Squaring a number

Divide and Conqure

This algorithm takes a positive integer as input and calculates its square using a recursive approach. It divides the input into three parts and recursively calculates the squares of these parts. Using the values of the squared parts, it calculates the square of the original number and returns the result.

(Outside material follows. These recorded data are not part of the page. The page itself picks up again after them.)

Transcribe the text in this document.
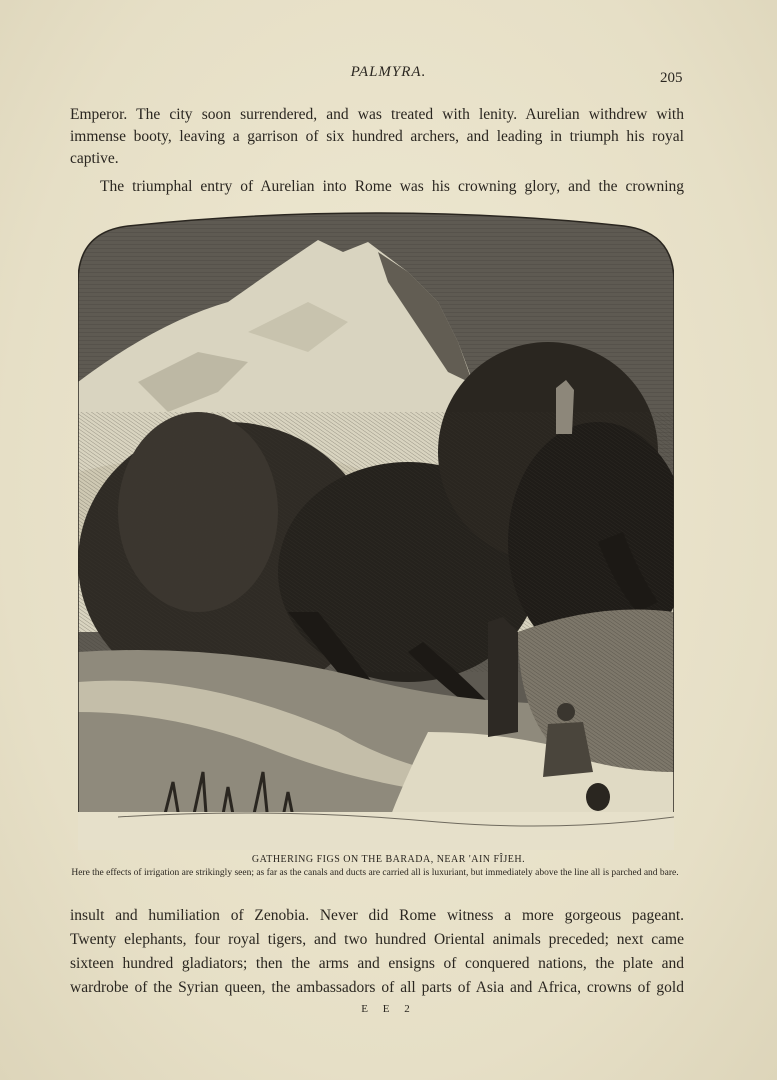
PALMYRA.	205
Emperor. The city soon surrendered, and was treated with lenity. Aurelian withdrew with
immense booty, leaving a garrison of six hundred archers, and leading in triumph his royal
captive.
The triumphal entry of Aurelian into Rome was his crowning glory, and the crowning
GATHERING FIGS ON THE BARADA, NEAR 'AIN FÎJEH.
Here the effects of irrigation are strikingly seen; as far as the canals and ducts are carried all is luxuriant, but immediately above the line all is parched and bare.
insult and humiliation of Zenobia. Never did Rome witness a more gorgeous pageant.
Twenty elephants, four royal tigers, and two hundred Oriental animals preceded; next came
sixteen hundred gladiators; then the arms and ensigns of conquered nations, the plate and
wardrobe of the Syrian queen, the ambassadors of all parts of Asia and Africa, crowns of gold
E E 2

This algorithm is more efficient than traditional multiplication-based methods of finding the square of a number.

Time Complexity: O(n^log₃5)

            long double square_fast(long long num)
            {
                if (num < 0)
                {
                    num = num * -1;
                }

                // base case
                if (to_string(num).length() == 1)
                {
                    return num * num;
                }
                // divide to three parts
                string numStr = to_string(num);
                int numDigits = numStr.length();
                int numPerPart = (numDigits) / 3;
                int extraDigits = numDigits % 3;
                vector<string> parts;
                parts.resize(3, "");
                int powerM;
                if (numDigits == 2)
                {
                    parts.at(0) = "0";
                    parts.at(1) = to_string(num / 10);
                    parts.at(2) = to_string(num % 10);
                    powerM = 1;
                }
                else
                {
                    if (extraDigits == 0)
                    {
                        parts.at(0) = numStr.substr(0, numPerPart);
                        parts.at(1) = numStr.substr(numPerPart, numPerPart);
                        parts.at(2) = numStr.substr(numPerPart * 2, numPerPart);
                        powerM = numPerPart;
                    }
                    else if (extraDigits == 1)
                    {
                        parts.at(0) = numStr.substr(0, numPerPart + 1);
                        parts.at(1) = numStr.substr(numPerPart + 1, numPerPart);
                        parts.at(2) = numStr.substr(numPerPart * 2 + 1, numPerPart);
                        powerM = numPerPart;
                    }
                    else if (extraDigits == 2)
                    {
                        parts.at(0) = numStr.substr(0, numPerPart);
                        parts.at(1) = numStr.substr(numPerPart + 2, numPerPart + 1);
                        parts.at(2) = numStr.substr(numPerPart * 2 + 1, numPerPart + 1);
                        powerM = numPerPart + 1;
                    }
                }
                long double a = parts.at(0) == "" ? 0 : stoi(parts.at(0));
                long double b = parts.at(1) == "" ? 0 : stoi(parts.at(1));
                long double c = parts.at(2) == "" ? 0 : stoi(parts.at(2));

                long double m = square_fast(c);
                long double n = square_fast(a);
                long double p = square_fast(a + b + c);
                long double q = square_fast(a - b + c);
                long double s = square_fast(4 * a - 2 * b + c);

                long double answer = pow(10, powerM * 4) * n + pow(10, powerM * 3) * (2 * n + (p + 3 * q - s) / 6 - m / 2) + pow(10, powerM * 2) * (-n + (p + q) / 2 - m) + pow(10, powerM * 1) * ((p / 3) - (2 * n) - q + (s / 6) + (m / 2)) + m;
                return answer;
            }